Friday, August 3, 2018

“These new things that feel so old”


“These new things that feel so old”

H,
I have been thinking of how quickly we have grown out of our innocent ways. We used to really weigh things, back in the day. It is was not mere morality; there was something so darn precious about the way we approached life and living. Now, we are less able to see things without the grey. I do not think that older means wiser. More often, it means more careful, jaded or cynical about the real hope of all things. We are more calculating, I guess, is what I am trying to say.

It is like this: when we were young we were always trying to stop ourselves from being impulsive and now we struggle with letting ourselves be a little less predictable. There is a sense of wonder in God that you cannot afford to lose. The things set before us, before everyone really, are so magnificent and metaphysical that we cannot live in stoicism and still have a full life of faith. We cannot focus on these new things that feel so old; the new disappointments that hark back to old failures, the new fears that we match up with old anxieties and the terrible idea that we are making no progress.

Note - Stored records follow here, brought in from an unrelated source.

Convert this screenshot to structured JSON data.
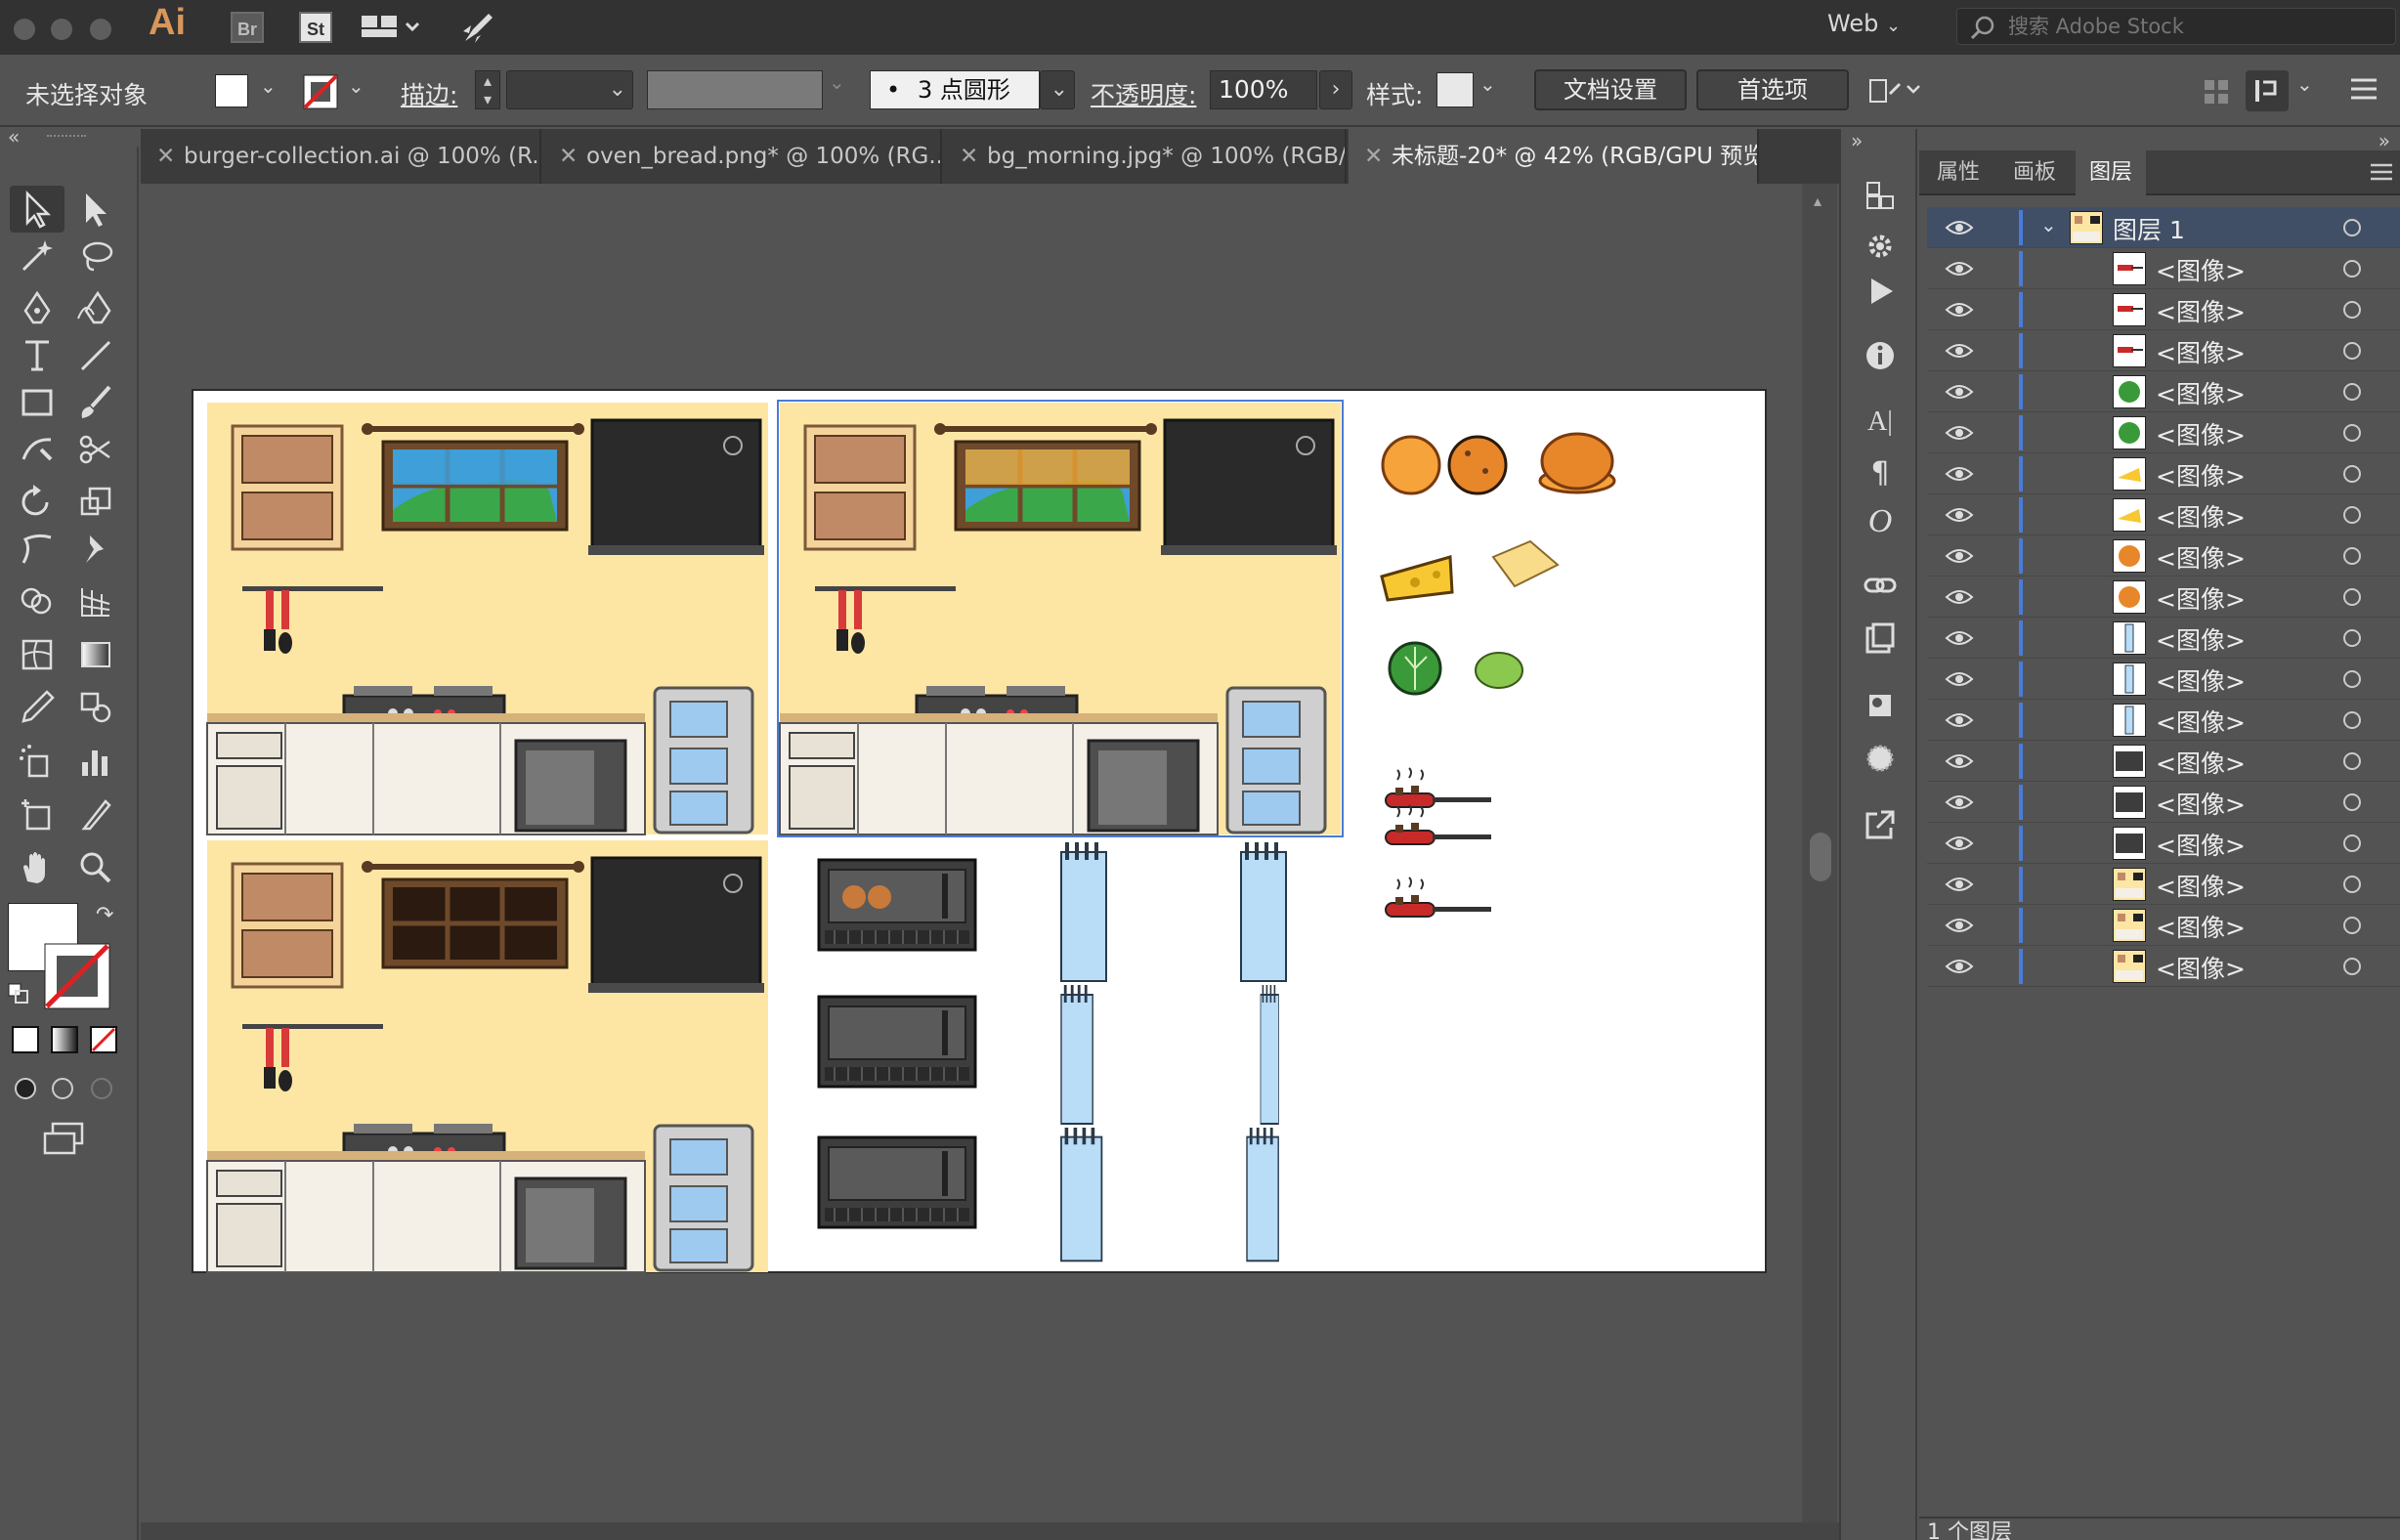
{
  "app": {
    "logo": "Ai",
    "bridge": "Br",
    "stock": "St",
    "workspace": "Web",
    "stock_search_placeholder": "搜索 Adobe Stock"
  },
  "control": {
    "selection": "未选择对象",
    "stroke_label": "描边:",
    "brush": "3 点圆形",
    "opacity_label": "不透明度:",
    "opacity_value": "100%",
    "style_label": "样式:",
    "doc_setup": "文档设置",
    "prefs": "首选项"
  },
  "tabs": [
    {
      "label": "burger-collection.ai @ 100% (R..."
    },
    {
      "label": "oven_bread.png* @ 100% (RG..."
    },
    {
      "label": "bg_morning.jpg* @ 100% (RGB/..."
    },
    {
      "label": "未标题-20* @ 42% (RGB/GPU 预览)"
    }
  ],
  "panel": {
    "tabs": [
      {
        "label": "属性"
      },
      {
        "label": "画板"
      },
      {
        "label": "图层"
      }
    ],
    "layer_name": "图层 1",
    "items": [
      {
        "label": "<图像>",
        "kind": "pan"
      },
      {
        "label": "<图像>",
        "kind": "pan"
      },
      {
        "label": "<图像>",
        "kind": "pan"
      },
      {
        "label": "<图像>",
        "kind": "lettuce"
      },
      {
        "label": "<图像>",
        "kind": "lettuce"
      },
      {
        "label": "<图像>",
        "kind": "cheese"
      },
      {
        "label": "<图像>",
        "kind": "cheese"
      },
      {
        "label": "<图像>",
        "kind": "bun"
      },
      {
        "label": "<图像>",
        "kind": "bun"
      },
      {
        "label": "<图像>",
        "kind": "glass"
      },
      {
        "label": "<图像>",
        "kind": "glass"
      },
      {
        "label": "<图像>",
        "kind": "glass"
      },
      {
        "label": "<图像>",
        "kind": "oven"
      },
      {
        "label": "<图像>",
        "kind": "oven"
      },
      {
        "label": "<图像>",
        "kind": "oven"
      },
      {
        "label": "<图像>",
        "kind": "kitchen"
      },
      {
        "label": "<图像>",
        "kind": "kitchen"
      },
      {
        "label": "<图像>",
        "kind": "kitchen"
      }
    ],
    "footer": "1 个图层"
  },
  "colors": {
    "accent": "#4a7bd8",
    "kitchen_bg": "#fde6a4",
    "window_sky": "#3f9fd8",
    "window_sunset": "#e8a030",
    "hill": "#3aa84a",
    "pan_red": "#c82a2a",
    "glass": "#b9dcf7"
  }
}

The pilgrim’s process is different. There are no external markers that we celebrate in the world today. A billion-dollar ministry is more evidence to our windy eyes than love, gentleness, faith or humility. We want the accolades and not the humiliation. Our faith wants the humiliation that is redemptive. Our faith calls for the falling down that is really standing up. No human eyes can see it.
We are perpetually attracted to pretty things. We are fools to the attractive and the pristine. We do not want that awful mess that only the grace of God can cure. We do not want to admit that we are in that awful mess that only the grace of God can cure.  We want to be independent of everything, even God. The mantra of the moment is self-sufficiency, self-love and self-fulfillment. It is not that there is anything wrong with all that ruckus. It is only that they will not take us where we need to go. After all that has died down, the greatest question of all remains human mortality. The absurdity of the finite life calls us to look deeper than the decades we spend on a mock up earth. There is a calling to something more. There is a mystery that rolls all across the universe. It calls to us in our most silent moments. It tells us to turn and look into the light. When we are done with all the acting and posing and pretending the world has taught us, that light is still above us, edging us home. It does not dim with age. It grows brighter through space and time. It will grow brighter in us if we let it.